To look a little bit at its background and history, among mustelids, the wolverine is most closely related to martens (Martes) and fisher (Pekania). Together forming the subfamily Guloninae. To whose of these is the wolverine more closely related isn’t 100% sure. It’s likely that their common ancestor looked similar to the fisher Pekania occulta.
I had the idea of reconstructing some of its ancestors, or closely related extinct species. What came to my interest, is this fragment of the lower jaw of the ancestor of wolverine, being classified in its own species Gulo schlosseri, from Żabia cave in Poland.

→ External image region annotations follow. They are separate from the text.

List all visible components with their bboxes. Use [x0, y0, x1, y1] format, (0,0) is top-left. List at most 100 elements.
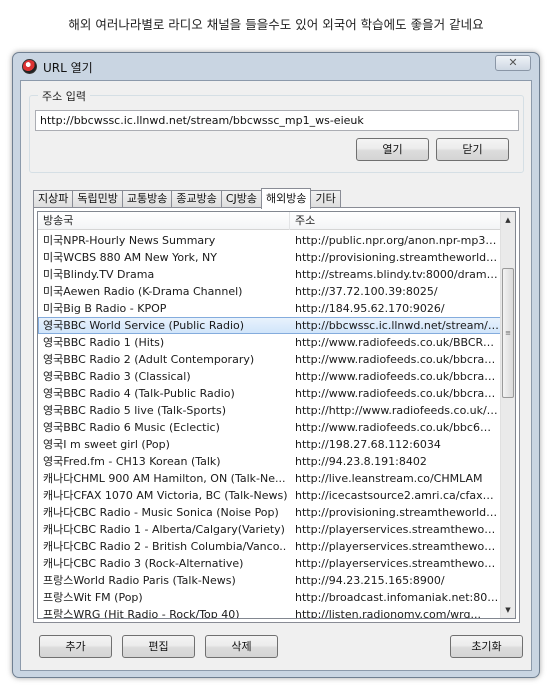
station-name: 미국Aewen Radio (K-Drama Channel): [43, 285, 243, 298]
list-item[interactable]: 미국Blindy.TV Drama http://streams.blindy.t…: [38, 266, 502, 283]
delete-button[interactable]: 삭제: [205, 635, 278, 658]
list-item[interactable]: 프랑스World Radio Paris (Talk-News) http://9…: [38, 572, 502, 589]
station-address: http://94.23.8.191:8402: [295, 455, 427, 468]
address-group: 주소 입력 http://bbcwssc.ic.llnwd.net/stream…: [29, 88, 524, 173]
list-item[interactable]: 영국BBC World Service (Public Radio) http:/…: [38, 317, 502, 334]
titlebar[interactable]: URL 열기 ✕: [13, 53, 539, 79]
station-address: http://www.radiofeeds.co.uk/BBCRadio...: [295, 336, 499, 349]
app-icon: [22, 59, 37, 74]
vertical-scrollbar[interactable]: ▲ ≡ ▼: [500, 212, 515, 618]
list-item[interactable]: 영국BBC Radio 3 (Classical) http://www.radi…: [38, 368, 502, 385]
station-address: http://public.npr.org/anon.npr-mp3/np...: [295, 234, 499, 247]
list-item[interactable]: 영국BBC Radio 4 (Talk-Public Radio) http://…: [38, 385, 502, 402]
station-address: http://broadcast.infomaniak.net:80/sta..…: [295, 591, 499, 604]
tab-panel: 방송국 주소 미국NPR-Hourly News Summary http://p…: [33, 207, 520, 623]
station-address: http://www.radiofeeds.co.uk/bbc6musi...: [295, 421, 499, 434]
window-title: URL 열기: [43, 61, 93, 75]
tab-3[interactable]: 종교방송: [171, 190, 222, 208]
tab-2[interactable]: 교통방송: [121, 190, 173, 208]
tab-0[interactable]: 지상파: [33, 190, 74, 208]
tab-1[interactable]: 독립민방: [72, 190, 123, 208]
list-item[interactable]: 영국I m sweet girl (Pop) http://198.27.68.1…: [38, 436, 502, 453]
url-input[interactable]: http://bbcwssc.ic.llnwd.net/stream/bbcws…: [35, 110, 519, 131]
station-name: 캐나다CBC Radio 2 - British Columbia/Vanco.…: [43, 540, 287, 553]
station-address: http://www.radiofeeds.co.uk/bbcradio...: [295, 387, 499, 400]
list-item[interactable]: 프랑스WRG (Hit Radio - Rock/Top 40) http://l…: [38, 606, 502, 619]
tab-4[interactable]: CJ방송: [220, 190, 262, 208]
station-address: http://listen.radionomy.com/wrg...: [295, 608, 481, 619]
station-name: 영국BBC Radio 6 Music (Eclectic): [43, 421, 220, 434]
list-item[interactable]: 캐나다CBC Radio 2 - British Columbia/Vanco.…: [38, 538, 502, 555]
station-name: 미국Blindy.TV Drama: [43, 268, 155, 281]
station-name: 캐나다CFAX 1070 AM Victoria, BC (Talk-News): [43, 489, 287, 502]
tab-5[interactable]: 해외방송: [261, 188, 312, 209]
station-name: 프랑스WRG (Hit Radio - Rock/Top 40): [43, 608, 240, 619]
column-header-address[interactable]: 주소: [290, 212, 502, 230]
station-address: http://www.radiofeeds.co.uk/bbcradio...: [295, 370, 499, 383]
list-item[interactable]: 영국BBC Radio 5 live (Talk-Sports) http://h…: [38, 402, 502, 419]
station-address: http://playerservices.streamtheworld.c..…: [295, 557, 499, 570]
station-address: http://provisioning.streamtheworld.co...: [295, 506, 499, 519]
station-name: 영국BBC Radio 2 (Adult Contemporary): [43, 353, 255, 366]
column-header-station[interactable]: 방송국: [38, 212, 290, 230]
station-address: http://184.95.62.170:9026/: [295, 302, 445, 315]
list-item[interactable]: 미국Big B Radio - KPOP http://184.95.62.170…: [38, 300, 502, 317]
category-tabs: 지상파 독립민방 교통방송 종교방송 CJ방송 해외방송 기타: [33, 187, 341, 209]
station-address: http://live.leanstream.co/CHMLAM: [295, 472, 483, 485]
list-item[interactable]: 미국WCBS 880 AM New York, NY http://provisi…: [38, 249, 502, 266]
station-list: 방송국 주소 미국NPR-Hourly News Summary http://p…: [37, 211, 516, 619]
station-name: 영국Fred.fm - CH13 Korean (Talk): [43, 455, 221, 468]
scroll-thumb[interactable]: ≡: [502, 268, 514, 398]
close-icon[interactable]: ✕: [495, 55, 531, 71]
station-name: 프랑스World Radio Paris (Talk-News): [43, 574, 236, 587]
list-item[interactable]: 캐나다CBC Radio - Music Sonica (Noise Pop) h…: [38, 504, 502, 521]
add-button[interactable]: 추가: [39, 635, 112, 658]
station-name: 영국BBC World Service (Public Radio): [43, 319, 245, 332]
station-name: 영국I m sweet girl (Pop): [43, 438, 170, 451]
station-address: http://playerservices.streamtheworld.c..…: [295, 540, 499, 553]
station-address: http://playerservices.streamtheworld.c..…: [295, 523, 499, 536]
list-rows: 미국NPR-Hourly News Summary http://public.n…: [38, 232, 502, 619]
open-button[interactable]: 열기: [356, 138, 429, 161]
station-address: http://198.27.68.112:6034: [295, 438, 441, 451]
scroll-up-icon[interactable]: ▲: [501, 212, 515, 228]
reset-button[interactable]: 초기화: [450, 635, 523, 658]
tab-6[interactable]: 기타: [310, 190, 341, 208]
station-address: http://37.72.100.39:8025/: [295, 285, 438, 298]
list-item[interactable]: 캐나다CBC Radio 3 (Rock-Alternative) http://…: [38, 555, 502, 572]
list-item[interactable]: 캐나다CHML 900 AM Hamilton, ON (Talk-Ne... h…: [38, 470, 502, 487]
station-name: 미국WCBS 880 AM New York, NY: [43, 251, 217, 264]
list-item[interactable]: 미국NPR-Hourly News Summary http://public.n…: [38, 232, 502, 249]
list-item[interactable]: 영국BBC Radio 6 Music (Eclectic) http://www…: [38, 419, 502, 436]
edit-button[interactable]: 편집: [122, 635, 195, 658]
station-address: http://streams.blindy.tv:8000/drama.m...: [295, 268, 499, 281]
station-name: 미국Big B Radio - KPOP: [43, 302, 167, 315]
station-address: http://http://www.radiofeeds.co.uk/bbc..…: [295, 404, 499, 417]
station-name: 캐나다CBC Radio - Music Sonica (Noise Pop): [43, 506, 279, 519]
list-header: 방송국 주소: [38, 212, 502, 230]
address-group-label: 주소 입력: [38, 88, 90, 104]
list-item[interactable]: 영국BBC Radio 2 (Adult Contemporary) http:/…: [38, 351, 502, 368]
list-item[interactable]: 캐나다CBC Radio 1 - Alberta/Calgary(Variety…: [38, 521, 502, 538]
close-button[interactable]: 닫기: [436, 138, 509, 161]
url-open-dialog: URL 열기 ✕ 주소 입력 http://bbcwssc.ic.llnwd.n…: [12, 52, 540, 678]
station-address: http://icecastsource2.amri.ca/cfaxam-...: [295, 489, 499, 502]
dialog-client: 주소 입력 http://bbcwssc.ic.llnwd.net/stream…: [20, 80, 532, 671]
list-item[interactable]: 영국BBC Radio 1 (Hits) http://www.radiofeed…: [38, 334, 502, 351]
list-item[interactable]: 미국Aewen Radio (K-Drama Channel) http://37…: [38, 283, 502, 300]
list-item[interactable]: 캐나다CFAX 1070 AM Victoria, BC (Talk-News)…: [38, 487, 502, 504]
station-address: http://bbcwssc.ic.llnwd.net/stream/bbc..…: [295, 319, 499, 332]
scroll-down-icon[interactable]: ▼: [501, 602, 515, 618]
station-name: 미국NPR-Hourly News Summary: [43, 234, 216, 247]
list-item[interactable]: 영국Fred.fm - CH13 Korean (Talk) http://94.…: [38, 453, 502, 470]
station-name: 영국BBC Radio 4 (Talk-Public Radio): [43, 387, 235, 400]
station-address: http://94.23.215.165:8900/: [295, 574, 445, 587]
station-name: 프랑스Wit FM (Pop): [43, 591, 143, 604]
station-name: 영국BBC Radio 3 (Classical): [43, 370, 191, 383]
list-item[interactable]: 프랑스Wit FM (Pop) http://broadcast.infomani…: [38, 589, 502, 606]
station-name: 캐나다CBC Radio 3 (Rock-Alternative): [43, 557, 244, 570]
station-name: 영국BBC Radio 1 (Hits): [43, 336, 165, 349]
page-caption: 해외 여러나라별로 라디오 채널을 들을수도 있어 외국어 학습에도 좋을거 같…: [68, 17, 484, 32]
station-name: 캐나다CBC Radio 1 - Alberta/Calgary(Variety…: [43, 523, 285, 536]
station-name: 영국BBC Radio 5 live (Talk-Sports): [43, 404, 226, 417]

To highlight the proportions and life appearance of this animal with the best possible accuracy, I combined this material with skeleton of modern wolverine, which gave me a good base for my drawing.
With a decent “strolling” pose and proportions, the muscles were added very roughly. I chose it yawning, to show its stunning hypercarnivorous dentition mentioned above.
Since the animal, in life would be all covered in fur, no muscular anatomy would be visible. This has made the job a bit easier. Here’s the outline of it.
Then, the details…
And finally, coloration. Althought color variations in individual wolverines can be suprisingly variable, for this one, I chose more darkly-toned individual. Perhaps, all these populations were darkly colored because of their shared ancestry with the fishers (Pekania)? This is a matter of speculation :).
Here we have it. The reconstruction of Gulo schlosseri, an ancestral wolverine from Early Pleistocene. Acting more or less like its living descendants, it surely would have been an amazing experience encountering one of these in their natural habitat.